Despite seemingly long odds for anything resembling traditional standards for success, Grifol is nothing if not energized. His joyful retelling of "wins" from a day of practice on the backfields pale in comparison to his color-coded charts logging the same story (he also keeps a chart for "losses"; it's merely much shorter). Grifol spent over a decade working his way up the coaching ladder, interviewed for more than his share of managerial positions, and had his first opportunity at his dream job blow up in disastrous, potentially career-defining fashion. Now he discusses his work with the vigor of someone granted another chance to prove they were built to do this.

"Part of my evaluation of whether this was something I wanted to do with my life, is knowing that it entailed a ton of pressure," Grifol said, when asked about entering a season where it's rational to assume he's managing for his job.

In a similar conversation ahead of what wound up being his final season, Rick Renteria quipped, "I worry about doing my job, not losing my job." Grifol cites his family and faith as crucial for guiding him through the horrific difficulties of last season, but also the job itself. Maybe it hits home stronger for people who have recently gone through a period of unemployment, but the enveloping nature of the managerial job always offers the comfort of the next task. The next win is always around the corner.

"That's what gets me through it," Grifol said. "If I wasn't doing anything and just sitting here on my ass and worrying about, 'Oh sh-t, we messed it up today and I hope we don't mess it up tomorrow,' that ain't gonna work."

Sticking to this mentality feels like it will particularly vital for enduring the 2024 White Sox season. Rather than set up for a return to glory, Grifol has been tasked with shepherding a club where eclipsing 70 wins would be widely read as overachieving. Whereas winning clubs enjoy the unifying force of a shared purpose, this clubhouse is almost guaranteed to navigate the conflict of prospects pushing out veteran regulars, and struggling players staring down the end of their careers.
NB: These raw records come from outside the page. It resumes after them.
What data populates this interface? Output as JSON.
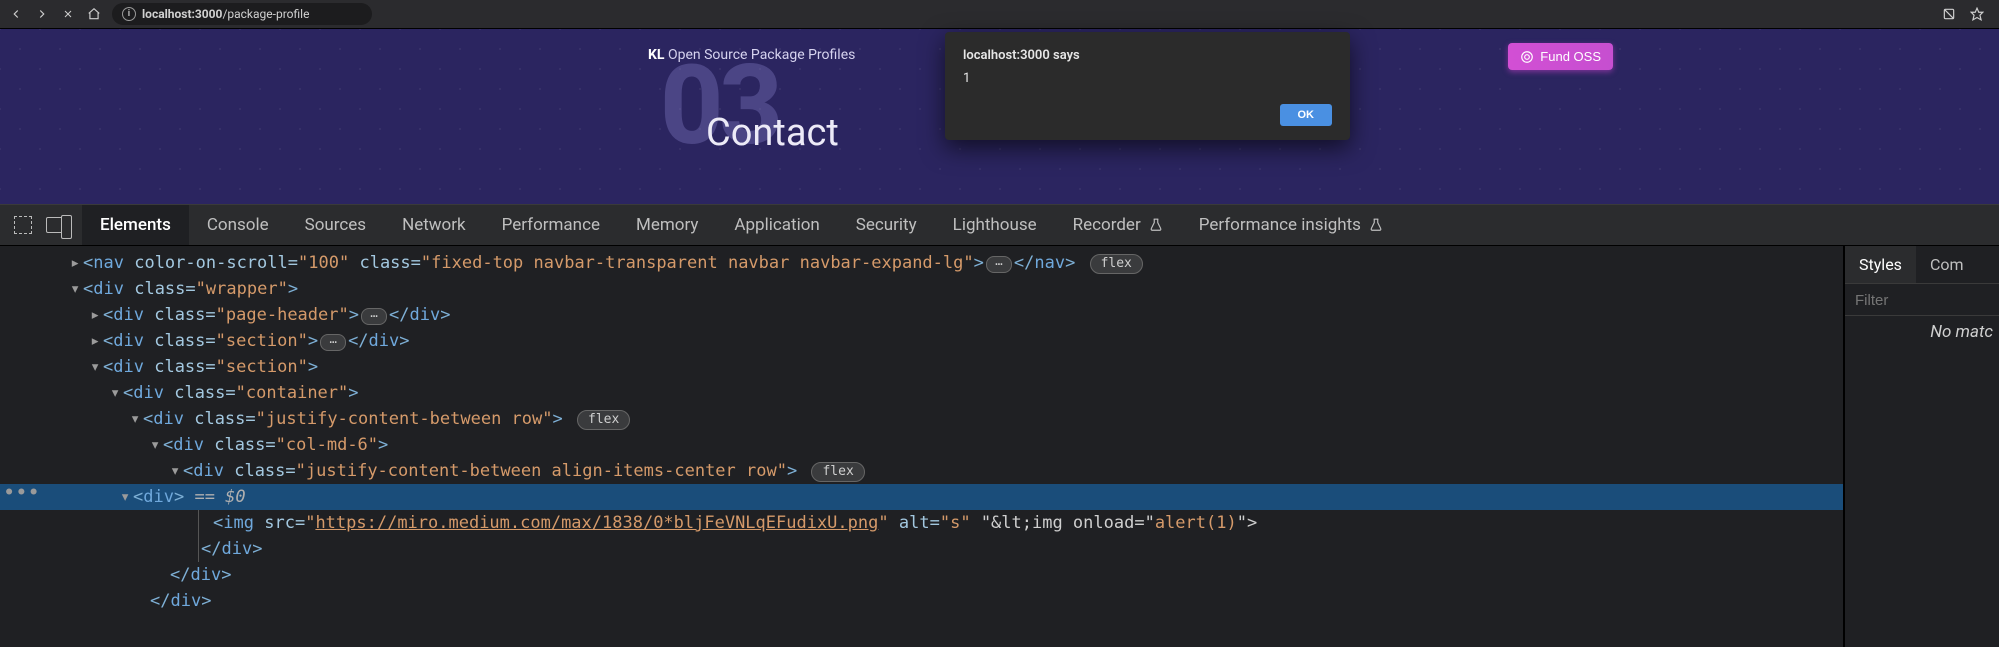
{
  "browser": {
    "url_host": "localhost:3000",
    "url_path": "/package-profile"
  },
  "page": {
    "brand_bold": "KL",
    "brand_rest": " Open Source Package Profiles",
    "big_number": "03",
    "title": "Contact",
    "fund_button": "Fund OSS"
  },
  "alert": {
    "title": "localhost:3000 says",
    "message": "1",
    "ok": "OK"
  },
  "devtools": {
    "tabs": {
      "elements": "Elements",
      "console": "Console",
      "sources": "Sources",
      "network": "Network",
      "performance": "Performance",
      "memory": "Memory",
      "application": "Application",
      "security": "Security",
      "lighthouse": "Lighthouse",
      "recorder": "Recorder",
      "perf_insights": "Performance insights"
    },
    "styles": {
      "tab_styles": "Styles",
      "tab_computed": "Com",
      "filter_placeholder": "Filter",
      "no_match": "No matc"
    },
    "dom": {
      "flex_pill": "flex",
      "sel_mark": "== $0",
      "nav_line": {
        "tag": "nav",
        "color_on_scroll": "100",
        "class": "fixed-top navbar-transparent navbar navbar-expand-lg"
      },
      "wrapper_class": "wrapper",
      "page_header_class": "page-header",
      "section_class": "section",
      "container_class": "container",
      "row1_class": "justify-content-between row",
      "col_class": "col-md-6",
      "row2_class": "justify-content-between align-items-center row",
      "img": {
        "src": "https://miro.medium.com/max/1838/0*bljFeVNLqEFudixU.png",
        "alt": "s",
        "trailing_text": " \"&lt;img onload=\"",
        "onload_val": "alert(1)",
        "trailing_end": "\">"
      },
      "div_tag": "div",
      "img_tag": "img"
    }
  }
}
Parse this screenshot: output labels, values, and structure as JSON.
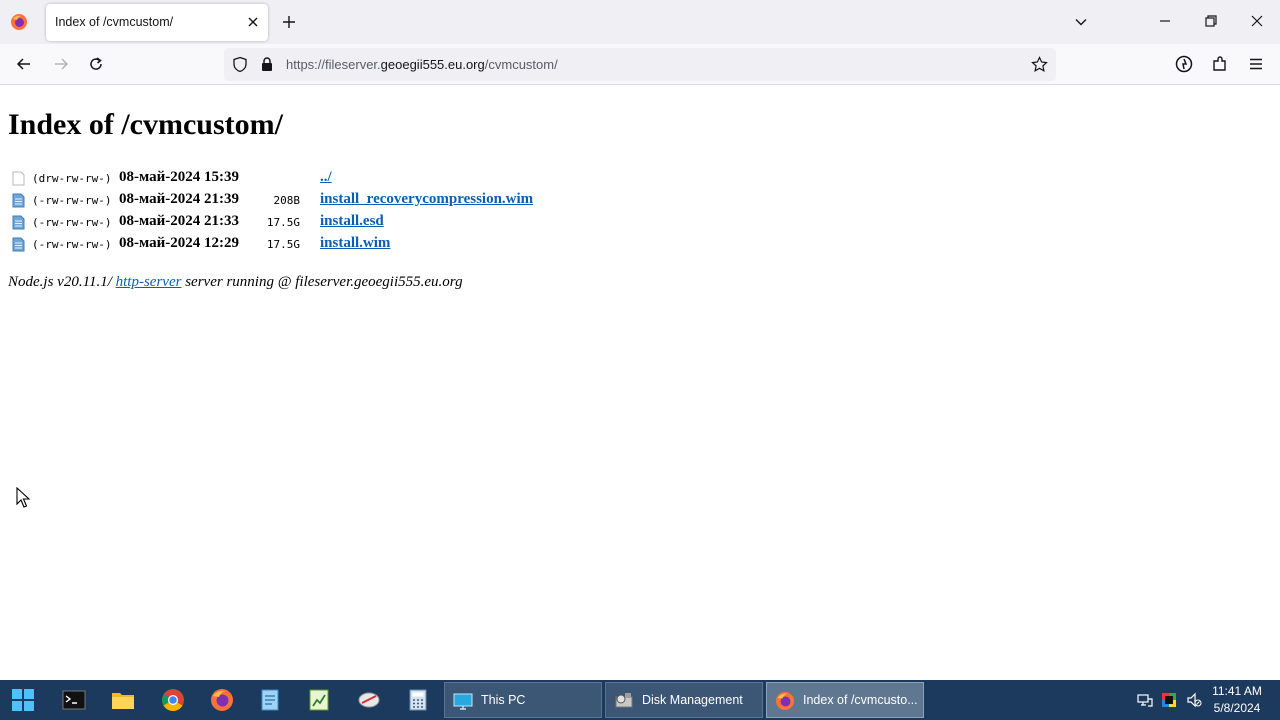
{
  "browser": {
    "tab_title": "Index of /cvmcustom/",
    "url_prefix": "https://fileserver.",
    "url_domain": "geoegii555.eu.org",
    "url_path": "/cvmcustom/"
  },
  "page": {
    "heading": "Index of /cvmcustom/",
    "entries": [
      {
        "perm": "(drw-rw-rw-)",
        "date": "08-май-2024 15:39",
        "size": "",
        "name": "../",
        "type": "directory"
      },
      {
        "perm": "(-rw-rw-rw-)",
        "date": "08-май-2024 21:39",
        "size": "208B",
        "name": "install_recoverycompression.wim",
        "type": "file"
      },
      {
        "perm": "(-rw-rw-rw-)",
        "date": "08-май-2024 21:33",
        "size": "17.5G",
        "name": "install.esd",
        "type": "file"
      },
      {
        "perm": "(-rw-rw-rw-)",
        "date": "08-май-2024 12:29",
        "size": "17.5G",
        "name": "install.wim",
        "type": "file"
      }
    ],
    "footer": {
      "prefix": "Node.js v20.11.1/ ",
      "link": "http-server",
      "suffix": " server running @ fileserver.geoegii555.eu.org"
    }
  },
  "taskbar": {
    "pinned": [
      "start-icon",
      "terminal-icon",
      "file-explorer-icon",
      "chrome-icon",
      "firefox-icon",
      "notepad-icon",
      "spreadsheet-icon",
      "tool-icon",
      "calculator-icon"
    ],
    "tasks": [
      {
        "label": "This PC",
        "icon": "monitor-icon",
        "active": false
      },
      {
        "label": "Disk Management",
        "icon": "disk-management-icon",
        "active": false
      },
      {
        "label": "Index of /cvmcusto...",
        "icon": "firefox-icon",
        "active": true
      }
    ],
    "clock_time": "11:41 AM",
    "clock_date": "5/8/2024"
  },
  "colors": {
    "link": "#0b5fb3",
    "taskbar": "#1c3a5e",
    "tabstrip": "#f0f0f4"
  }
}
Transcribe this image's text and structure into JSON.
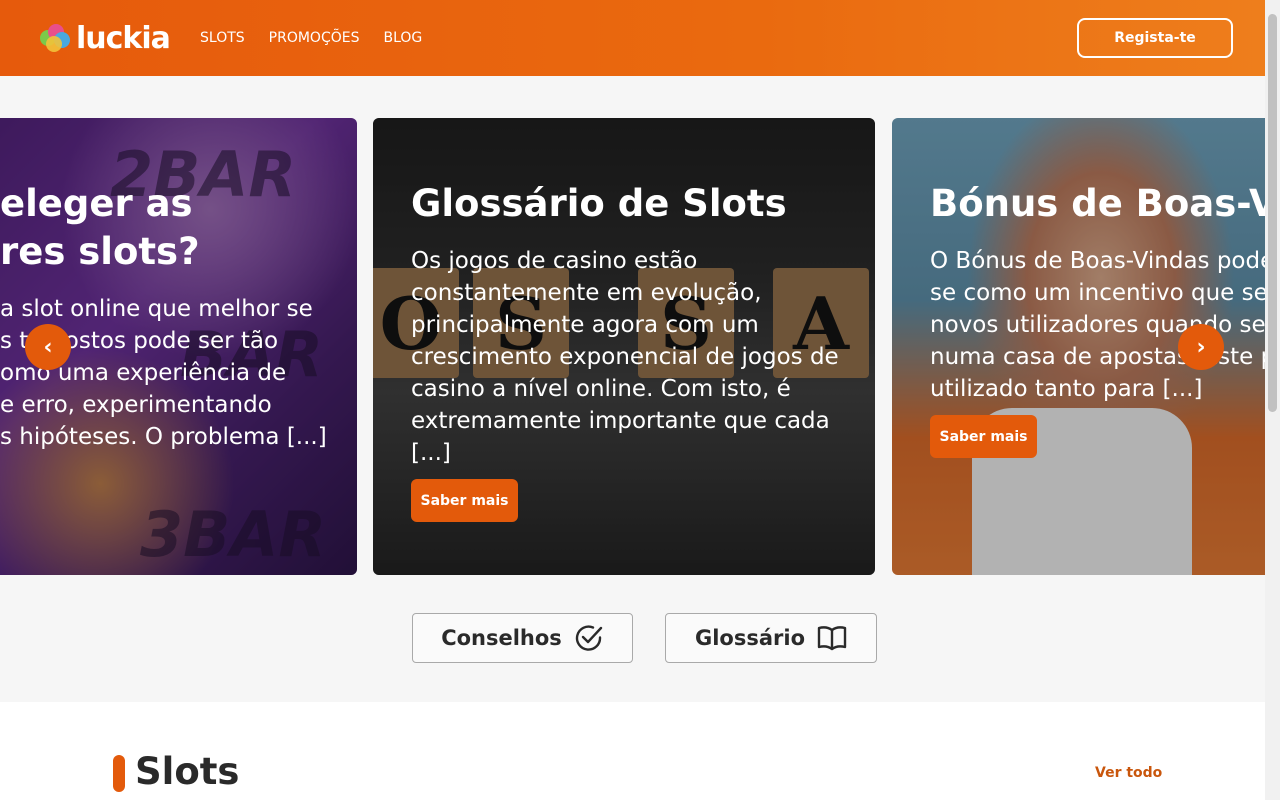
{
  "header": {
    "logo_text": "luckia",
    "nav": [
      "SLOTS",
      "PROMOÇÕES",
      "BLOG"
    ],
    "register_label": "Regista-te"
  },
  "carousel": {
    "cards": [
      {
        "title_lines": [
          "eleger as",
          "res slots?"
        ],
        "text": "a slot online que melhor se s t... gostos pode ser tão omo uma experiência de e erro, experimentando s hipóteses. O problema [...]",
        "text_lines": [
          "a slot online que melhor se",
          "s tu   gostos pode ser tão",
          "omo uma experiência de",
          "e erro, experimentando",
          "s hipóteses. O problema [...]"
        ],
        "image_words": [
          "2BAR",
          "BAR",
          "3BAR"
        ]
      },
      {
        "title_lines": [
          "Glossário de Slots"
        ],
        "text_lines": [
          "Os jogos de casino estão",
          "constantemente em evolução,",
          "principalmente agora com um",
          "crescimento exponencial de jogos de",
          "casino a nível online. Com isto, é",
          "extremamente importante que cada",
          "[...]"
        ],
        "button": "Saber mais",
        "image_letters": [
          "O",
          "S",
          "S",
          "A"
        ]
      },
      {
        "title_lines": [
          "Bónus de Boas-Vinc"
        ],
        "text_lines": [
          "O Bónus de Boas-Vindas pode",
          "se como um incentivo que se da",
          "novos utilizadores quando se re",
          "numa casa de apostas. Este po",
          "utilizado tanto para [...]"
        ],
        "button": "Saber mais"
      }
    ],
    "prev_icon": "chevron-left-icon",
    "next_icon": "chevron-right-icon"
  },
  "categories": [
    {
      "label": "Conselhos",
      "icon": "check-circle-icon"
    },
    {
      "label": "Glossário",
      "icon": "open-book-icon"
    }
  ],
  "slots_section": {
    "title": "Slots",
    "see_all": "Ver todo"
  },
  "colors": {
    "brand_orange": "#e35a0b",
    "header_gradient_start": "#e65a0c",
    "header_gradient_end": "#ee7e1c",
    "link_orange": "#c9560c"
  }
}
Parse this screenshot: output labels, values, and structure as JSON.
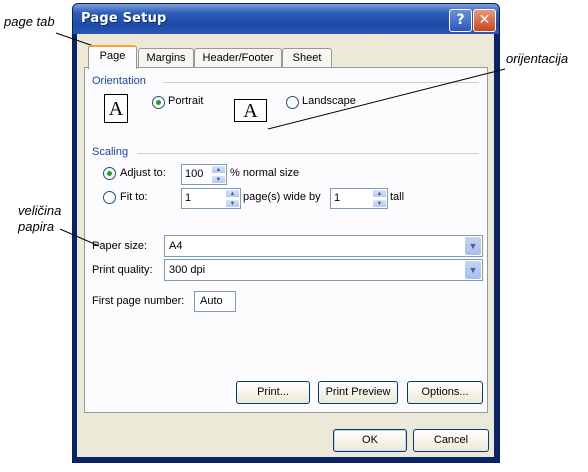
{
  "annotations": {
    "page_tab": "page tab",
    "orientation": "orijentacija",
    "paper_size_line1": "veličina",
    "paper_size_line2": "papira"
  },
  "window": {
    "title": "Page Setup",
    "help_glyph": "?",
    "close_glyph": "✕"
  },
  "tabs": [
    {
      "label": "Page",
      "active": true
    },
    {
      "label": "Margins",
      "active": false
    },
    {
      "label": "Header/Footer",
      "active": false
    },
    {
      "label": "Sheet",
      "active": false
    }
  ],
  "orientation": {
    "group_label": "Orientation",
    "portrait_label": "Portrait",
    "landscape_label": "Landscape",
    "portrait_icon_letter": "A",
    "landscape_icon_letter": "A",
    "selected": "Portrait"
  },
  "scaling": {
    "group_label": "Scaling",
    "adjust_label": "Adjust to:",
    "adjust_value": "100",
    "adjust_suffix": "% normal size",
    "fit_label": "Fit to:",
    "fit_wide_value": "1",
    "fit_wide_suffix": "page(s) wide by",
    "fit_tall_value": "1",
    "fit_tall_suffix": "tall",
    "selected": "Adjust to:"
  },
  "paper_size": {
    "label": "Paper size:",
    "value": "A4"
  },
  "print_quality": {
    "label": "Print quality:",
    "value": "300 dpi"
  },
  "first_page": {
    "label": "First page number:",
    "value": "Auto"
  },
  "buttons": {
    "print": "Print...",
    "print_preview": "Print Preview",
    "options": "Options...",
    "ok": "OK",
    "cancel": "Cancel"
  },
  "colors": {
    "titlebar": "#2e5db8",
    "dialog_bg": "#ECE9D8",
    "group_label": "#1f3fae",
    "active_tab_accent": "#F3A33A",
    "radio_dot": "#21a121"
  }
}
The path to Manager of the Year votes is narrow.

Asked how would he define a successful season this year outside of a playoff berth, and Grifol is reluctant to engage with it. No one will be putting "PLAYING .500 BALL WOULD BE A BIG WIN FOR US," signs going up next to the "PLAY FAST TODAY" placards around Camelback Ranch.

"At the end of the day, you're defined by what?" Grifol said. "So come on, what are we talking about here? If we do things right, and we play the right way and we continue on the path that we're on, we should have some success. But defining Major League Baseball? It's wins and losses."

I float a scenario where this year's club plays some of the best, cleanest defense in the league, propping up an unproven pitching staff, while earning a reputation as a headache to play due to their tenacious and smart baserunning, but finishes in the middle of the pack in the AL Central because last year's second-worst offense simply did not have the bats to contend. In this world, I offer that it would be hard for me to write anything other than that Grifol did the job he was asked to do, however thankless it is to helm a team in transition.

Grifol is curious enough to ask, "How did we play?" since certainly a manager preaching FAST could imagine appreciating a group of hitless wonders who gave their opponents hell for six months straight, before retreating to acceptance that meeting his own standards is not what determines his fate.

"The beauty of this thing is that it's not my evaluation," Grifol said. "Everybody's got their own and everybody is entitled to their own. That's one thing I believe in and I will never change. You're entitled to evaluate us and write whatever you feel you need to write about us. Our job is to make sure that we force you to write good stuff. That's our job. Your job is to evaluate us, whatever you feel. So if you're asking for my evaluation, I'll let you know at the end of the year."